人生の躍動、結城葵は裏切らない? 1
「本日より学級委員をさせていただくことになりました。結城葵です。一日でも早くみなさんから頼られるような存在になれるよう頑張るのでよろしくお願いします」
奇妙な程に落ち着いたその声を聞いたクラスメイトらはただ茫然と拍手をするだけだった。

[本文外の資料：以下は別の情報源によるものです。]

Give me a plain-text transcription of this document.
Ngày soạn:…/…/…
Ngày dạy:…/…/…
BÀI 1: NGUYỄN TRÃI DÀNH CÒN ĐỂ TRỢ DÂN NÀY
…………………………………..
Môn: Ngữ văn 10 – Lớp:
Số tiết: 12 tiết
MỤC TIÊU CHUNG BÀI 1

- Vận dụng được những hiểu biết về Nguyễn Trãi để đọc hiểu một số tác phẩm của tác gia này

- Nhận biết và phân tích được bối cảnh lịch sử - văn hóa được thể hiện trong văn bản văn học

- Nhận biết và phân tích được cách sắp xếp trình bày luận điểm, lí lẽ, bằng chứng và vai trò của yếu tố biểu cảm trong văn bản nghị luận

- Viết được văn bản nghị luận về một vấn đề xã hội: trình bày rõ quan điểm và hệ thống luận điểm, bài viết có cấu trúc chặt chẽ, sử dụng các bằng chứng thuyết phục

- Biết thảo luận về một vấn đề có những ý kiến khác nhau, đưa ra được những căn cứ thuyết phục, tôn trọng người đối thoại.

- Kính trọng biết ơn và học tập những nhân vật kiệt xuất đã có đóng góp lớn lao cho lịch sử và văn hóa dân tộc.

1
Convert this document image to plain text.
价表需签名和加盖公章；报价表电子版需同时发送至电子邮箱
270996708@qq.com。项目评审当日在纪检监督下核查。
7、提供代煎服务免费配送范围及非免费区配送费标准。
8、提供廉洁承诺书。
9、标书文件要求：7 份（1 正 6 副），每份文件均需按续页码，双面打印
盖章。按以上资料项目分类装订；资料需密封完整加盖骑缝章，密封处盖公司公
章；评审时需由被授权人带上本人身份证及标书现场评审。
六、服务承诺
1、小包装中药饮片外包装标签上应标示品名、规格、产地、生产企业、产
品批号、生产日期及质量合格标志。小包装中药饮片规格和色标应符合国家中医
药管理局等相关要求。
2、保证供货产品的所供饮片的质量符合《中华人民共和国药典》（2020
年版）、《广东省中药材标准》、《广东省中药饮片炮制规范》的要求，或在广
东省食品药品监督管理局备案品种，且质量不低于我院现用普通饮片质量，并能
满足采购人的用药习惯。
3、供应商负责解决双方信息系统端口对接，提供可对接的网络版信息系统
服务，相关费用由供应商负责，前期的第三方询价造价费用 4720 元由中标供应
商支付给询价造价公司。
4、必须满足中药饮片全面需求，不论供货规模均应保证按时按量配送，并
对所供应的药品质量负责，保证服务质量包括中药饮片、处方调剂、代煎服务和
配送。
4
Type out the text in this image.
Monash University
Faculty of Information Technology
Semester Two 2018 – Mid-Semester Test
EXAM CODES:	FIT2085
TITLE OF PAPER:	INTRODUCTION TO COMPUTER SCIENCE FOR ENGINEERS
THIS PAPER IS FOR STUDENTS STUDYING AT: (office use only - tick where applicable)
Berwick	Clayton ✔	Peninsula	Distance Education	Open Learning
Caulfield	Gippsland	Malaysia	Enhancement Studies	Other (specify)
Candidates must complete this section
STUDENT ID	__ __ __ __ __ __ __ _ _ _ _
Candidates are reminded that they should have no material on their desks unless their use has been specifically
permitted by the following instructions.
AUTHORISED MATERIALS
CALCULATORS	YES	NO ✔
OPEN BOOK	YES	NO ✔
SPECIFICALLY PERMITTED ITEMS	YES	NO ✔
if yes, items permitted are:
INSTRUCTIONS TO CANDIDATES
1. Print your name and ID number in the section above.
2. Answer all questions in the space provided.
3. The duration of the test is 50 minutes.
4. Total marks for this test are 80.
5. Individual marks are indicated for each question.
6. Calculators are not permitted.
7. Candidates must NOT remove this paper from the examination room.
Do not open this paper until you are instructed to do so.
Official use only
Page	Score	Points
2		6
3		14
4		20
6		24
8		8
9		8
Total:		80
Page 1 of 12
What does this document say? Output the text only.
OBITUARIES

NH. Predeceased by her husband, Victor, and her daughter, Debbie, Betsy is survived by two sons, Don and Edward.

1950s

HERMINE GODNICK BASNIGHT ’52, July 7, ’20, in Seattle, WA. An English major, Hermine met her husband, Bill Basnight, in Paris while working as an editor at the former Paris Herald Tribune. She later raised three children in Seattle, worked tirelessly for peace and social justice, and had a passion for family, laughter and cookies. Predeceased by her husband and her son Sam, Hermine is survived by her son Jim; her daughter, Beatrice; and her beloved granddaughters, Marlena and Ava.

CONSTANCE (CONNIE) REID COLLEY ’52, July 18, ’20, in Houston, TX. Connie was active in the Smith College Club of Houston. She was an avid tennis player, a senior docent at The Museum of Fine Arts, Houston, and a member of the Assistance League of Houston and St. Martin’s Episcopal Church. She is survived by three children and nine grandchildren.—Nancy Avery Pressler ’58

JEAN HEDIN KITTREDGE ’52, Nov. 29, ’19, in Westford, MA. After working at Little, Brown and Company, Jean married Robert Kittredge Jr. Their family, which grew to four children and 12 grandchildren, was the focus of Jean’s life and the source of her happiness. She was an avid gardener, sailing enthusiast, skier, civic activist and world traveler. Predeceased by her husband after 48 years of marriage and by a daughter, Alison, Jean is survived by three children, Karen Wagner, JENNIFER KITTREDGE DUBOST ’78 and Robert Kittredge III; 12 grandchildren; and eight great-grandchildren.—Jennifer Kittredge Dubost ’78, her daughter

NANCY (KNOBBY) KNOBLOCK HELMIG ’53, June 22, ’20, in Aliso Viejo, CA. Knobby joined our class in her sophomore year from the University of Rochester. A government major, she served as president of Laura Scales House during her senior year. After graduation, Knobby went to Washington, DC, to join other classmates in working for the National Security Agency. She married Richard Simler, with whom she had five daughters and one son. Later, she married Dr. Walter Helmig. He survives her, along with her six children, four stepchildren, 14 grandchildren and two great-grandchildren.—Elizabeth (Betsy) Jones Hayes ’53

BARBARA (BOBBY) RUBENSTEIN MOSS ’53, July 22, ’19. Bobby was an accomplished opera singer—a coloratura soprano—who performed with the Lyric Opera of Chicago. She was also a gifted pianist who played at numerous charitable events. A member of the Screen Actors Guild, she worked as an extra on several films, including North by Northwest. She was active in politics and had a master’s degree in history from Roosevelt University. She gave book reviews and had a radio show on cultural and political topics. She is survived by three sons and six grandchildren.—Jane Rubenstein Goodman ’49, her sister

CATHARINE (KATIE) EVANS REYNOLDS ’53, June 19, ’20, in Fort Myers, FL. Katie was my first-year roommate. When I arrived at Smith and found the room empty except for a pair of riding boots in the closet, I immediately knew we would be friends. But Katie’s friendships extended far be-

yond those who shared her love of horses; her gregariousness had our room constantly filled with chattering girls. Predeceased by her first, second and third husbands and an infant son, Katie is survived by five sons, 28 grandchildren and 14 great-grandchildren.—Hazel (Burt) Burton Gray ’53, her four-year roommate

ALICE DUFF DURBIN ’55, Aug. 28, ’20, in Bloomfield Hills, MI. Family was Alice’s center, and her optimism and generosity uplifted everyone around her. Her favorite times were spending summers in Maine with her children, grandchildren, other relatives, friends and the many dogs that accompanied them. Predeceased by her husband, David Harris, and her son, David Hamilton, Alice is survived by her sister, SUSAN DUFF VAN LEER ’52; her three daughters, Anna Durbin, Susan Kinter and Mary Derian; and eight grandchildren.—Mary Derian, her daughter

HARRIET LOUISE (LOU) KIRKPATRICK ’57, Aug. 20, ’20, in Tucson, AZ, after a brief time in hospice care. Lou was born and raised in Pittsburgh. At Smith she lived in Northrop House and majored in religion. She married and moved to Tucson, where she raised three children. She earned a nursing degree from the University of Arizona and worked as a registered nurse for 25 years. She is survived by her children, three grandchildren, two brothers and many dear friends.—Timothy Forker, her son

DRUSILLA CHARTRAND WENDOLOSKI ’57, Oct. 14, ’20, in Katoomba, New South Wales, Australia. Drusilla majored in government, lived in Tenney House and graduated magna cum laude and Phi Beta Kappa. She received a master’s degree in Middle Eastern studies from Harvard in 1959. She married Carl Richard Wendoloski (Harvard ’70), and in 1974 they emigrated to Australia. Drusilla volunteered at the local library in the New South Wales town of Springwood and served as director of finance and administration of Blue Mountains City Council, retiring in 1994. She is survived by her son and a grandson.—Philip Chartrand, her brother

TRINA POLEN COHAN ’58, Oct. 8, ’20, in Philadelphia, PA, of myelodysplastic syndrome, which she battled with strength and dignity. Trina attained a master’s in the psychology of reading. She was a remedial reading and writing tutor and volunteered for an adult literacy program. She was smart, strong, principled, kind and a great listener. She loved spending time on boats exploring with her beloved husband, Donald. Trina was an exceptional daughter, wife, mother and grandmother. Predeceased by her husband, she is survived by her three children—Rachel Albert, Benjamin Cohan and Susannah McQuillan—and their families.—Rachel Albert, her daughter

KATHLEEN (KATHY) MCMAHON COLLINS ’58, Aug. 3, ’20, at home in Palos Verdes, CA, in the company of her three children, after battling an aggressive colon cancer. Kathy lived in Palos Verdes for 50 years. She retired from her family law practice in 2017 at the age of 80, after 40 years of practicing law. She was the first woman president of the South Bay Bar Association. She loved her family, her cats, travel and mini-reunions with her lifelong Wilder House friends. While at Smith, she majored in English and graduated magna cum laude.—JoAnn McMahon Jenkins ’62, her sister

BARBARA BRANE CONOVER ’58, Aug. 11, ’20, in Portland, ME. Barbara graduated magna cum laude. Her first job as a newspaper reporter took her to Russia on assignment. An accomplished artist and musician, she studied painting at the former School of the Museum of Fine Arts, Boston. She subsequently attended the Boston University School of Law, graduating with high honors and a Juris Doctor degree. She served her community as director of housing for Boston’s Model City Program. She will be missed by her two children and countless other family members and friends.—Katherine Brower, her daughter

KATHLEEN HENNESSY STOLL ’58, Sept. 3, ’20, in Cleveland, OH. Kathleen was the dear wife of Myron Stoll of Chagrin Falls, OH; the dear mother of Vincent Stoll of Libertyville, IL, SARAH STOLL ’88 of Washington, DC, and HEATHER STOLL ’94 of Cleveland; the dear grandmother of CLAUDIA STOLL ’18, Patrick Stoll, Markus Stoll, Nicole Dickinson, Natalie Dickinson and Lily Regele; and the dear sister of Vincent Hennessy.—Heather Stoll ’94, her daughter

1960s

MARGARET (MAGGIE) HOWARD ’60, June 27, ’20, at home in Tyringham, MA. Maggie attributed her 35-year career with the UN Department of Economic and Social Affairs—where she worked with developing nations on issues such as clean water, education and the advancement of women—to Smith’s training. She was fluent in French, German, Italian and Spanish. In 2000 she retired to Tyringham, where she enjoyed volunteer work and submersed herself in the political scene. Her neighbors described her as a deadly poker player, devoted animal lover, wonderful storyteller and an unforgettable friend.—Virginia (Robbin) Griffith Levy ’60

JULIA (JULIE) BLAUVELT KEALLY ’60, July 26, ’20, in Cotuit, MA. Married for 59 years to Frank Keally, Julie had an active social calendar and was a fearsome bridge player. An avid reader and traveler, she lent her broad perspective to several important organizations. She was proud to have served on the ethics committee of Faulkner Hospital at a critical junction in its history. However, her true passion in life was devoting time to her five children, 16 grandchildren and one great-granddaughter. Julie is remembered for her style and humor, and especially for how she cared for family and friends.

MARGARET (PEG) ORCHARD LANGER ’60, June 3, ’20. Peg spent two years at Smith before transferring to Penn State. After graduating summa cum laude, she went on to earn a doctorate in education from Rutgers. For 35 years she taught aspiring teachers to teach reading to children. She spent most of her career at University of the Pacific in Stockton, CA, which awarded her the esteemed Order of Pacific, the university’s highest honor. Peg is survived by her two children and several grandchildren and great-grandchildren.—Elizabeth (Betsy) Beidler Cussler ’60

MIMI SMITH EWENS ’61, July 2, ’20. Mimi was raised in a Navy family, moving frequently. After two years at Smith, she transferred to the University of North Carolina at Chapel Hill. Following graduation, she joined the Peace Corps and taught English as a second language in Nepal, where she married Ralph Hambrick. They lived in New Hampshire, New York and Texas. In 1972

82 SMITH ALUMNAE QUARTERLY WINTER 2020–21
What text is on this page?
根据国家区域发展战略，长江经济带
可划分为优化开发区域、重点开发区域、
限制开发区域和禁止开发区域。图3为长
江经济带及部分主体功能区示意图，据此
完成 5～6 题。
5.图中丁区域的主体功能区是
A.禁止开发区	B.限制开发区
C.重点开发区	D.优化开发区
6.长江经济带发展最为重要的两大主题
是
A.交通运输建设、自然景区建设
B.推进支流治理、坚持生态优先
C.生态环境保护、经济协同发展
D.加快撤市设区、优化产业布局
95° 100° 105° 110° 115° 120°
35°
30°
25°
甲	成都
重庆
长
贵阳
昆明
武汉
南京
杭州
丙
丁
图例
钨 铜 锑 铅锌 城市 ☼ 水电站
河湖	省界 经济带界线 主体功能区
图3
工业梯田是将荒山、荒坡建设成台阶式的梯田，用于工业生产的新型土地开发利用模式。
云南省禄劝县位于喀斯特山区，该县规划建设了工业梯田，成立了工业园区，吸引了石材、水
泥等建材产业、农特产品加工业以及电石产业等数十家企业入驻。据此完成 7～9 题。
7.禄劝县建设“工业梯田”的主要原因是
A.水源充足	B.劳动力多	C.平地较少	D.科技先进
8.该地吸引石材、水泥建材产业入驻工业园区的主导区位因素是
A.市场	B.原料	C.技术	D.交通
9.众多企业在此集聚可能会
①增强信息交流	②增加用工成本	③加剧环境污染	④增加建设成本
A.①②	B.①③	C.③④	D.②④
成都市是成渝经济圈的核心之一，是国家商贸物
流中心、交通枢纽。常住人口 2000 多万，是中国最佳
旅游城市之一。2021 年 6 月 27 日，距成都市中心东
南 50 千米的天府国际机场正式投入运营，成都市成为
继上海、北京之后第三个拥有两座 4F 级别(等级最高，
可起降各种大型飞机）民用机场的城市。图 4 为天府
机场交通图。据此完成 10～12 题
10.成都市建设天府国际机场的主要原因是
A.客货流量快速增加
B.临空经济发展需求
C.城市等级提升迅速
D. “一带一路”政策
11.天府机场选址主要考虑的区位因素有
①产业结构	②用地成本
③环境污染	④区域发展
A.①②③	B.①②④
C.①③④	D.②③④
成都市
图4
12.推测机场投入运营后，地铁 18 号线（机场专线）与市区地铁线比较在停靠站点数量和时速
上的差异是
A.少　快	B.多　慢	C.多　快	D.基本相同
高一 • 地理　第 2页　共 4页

もしからしら、彼女の横に並び立つ男が居眠り男だと言う事実が受け入れられなくてこの沈黙を生んでいるのかもしれない。いや、もしかしなくとも大いにあり得る。
そんな、なんとも言えない空気感の中俺は口を開く。
「同じく学級委員をさせていただくことになりました。神島信二です。俺は、学級委員ではありますが学級委員らしく振る舞うつもりは一切ありません。というか、多分上手くできない。なので、結城さんにもみなさんにもご迷惑おかけするかと思いますがよろしくお願いします」
初めから上手くやることはできないという保険を述べたことにより、本来学級委員に選ばれても良いであろう人材達に睨まれてしまった。
完全な悪目立ち。
改めて、これまでとは同じ人生を生きることが不可能なことなのだと実感する。
学級委員二人からの挨拶を終えると明日香先生が「では、これからよろしく頼む」と声を出し、慎ましやかな拍手が教室内に起こった。
『なんであいつが学級委員なわけ?』
『え、俺立候補してたのにあいつに負けたの?』
『あいつの何がいいの?できるのかよ』
そんなヒソヒソ話が聞こえてきた。
お前ら絶対ヒソヒソする気ないだろ、とツッコミを入れてしまいそうになるが陰で言われていると後から知るのは結構ショックなので、これはマシな方なんだと思い込むことにした。
「それでは早速なんだが、二人を中心に体育祭についての説明と役割決めを行ってもらいたい。任せていいか?」
明日香先生から投げられたバトンを受け取り結城さんが皆の方に向き直り話し始める。
「皆さんも学校見学などで大体のイベントスケジュールは知っているかと思いますが、我が校は五月の最終土曜日に体育祭を行なっております。大まかなルールについてはこれまでの小中学校時代の体育祭でイメージがつくかと思います」
我が校、美里実業高等学校の体育祭では全四チームに分かれてのチーム対抗戦がメインになっている。
一学年〜三学年までは各四クラス構成になっているので非常にわかりやすい。
種目については、この後アンケートを記入してもらい、各学年で集計してから全体集計。その後に競技を決定し全体にアナウンスするとという流れになる。
それまでの期間が三日間。常にこのスピード感で動かなければいけないと考えると高校生にとっては厳しいものになるだろう。だが、俺にとっては当然というか何も苦ではなかった。
なぜなら、フリーランスでの業務というは営業から制約、納品、アフターフォローまで全てを一人でこなす。自由度も高い働き方でもあり、そのため即日納品などの無茶にも散々応えてきた。今更学生が行う業務のスケジュールでへこたれはしない。
「それでは、実際にやってみたい競技などを自由に記入してください。各自三つまで記入可能になっていますが、三つ全て記入する必要はありません。最低一つだけ記入していただけたら問題ないので前まで持ってきてください」
結城さんの元に向かってゾロゾロと列がなり、記入用紙を提出していく。
その中の半分くらいの人間が俺に対して、お前何もしてなくね?と言わんばかりの視線を向けてきた。
気持ちはわかる。でも、合理的に役割分担したのだから仕方ないだろう。そんな視線を送られずとも次の話は俺からになるので黙って席で待っとけ、と今にも言い出したくなるのを堪えて、黒板に『実行委員』という文字を記入した。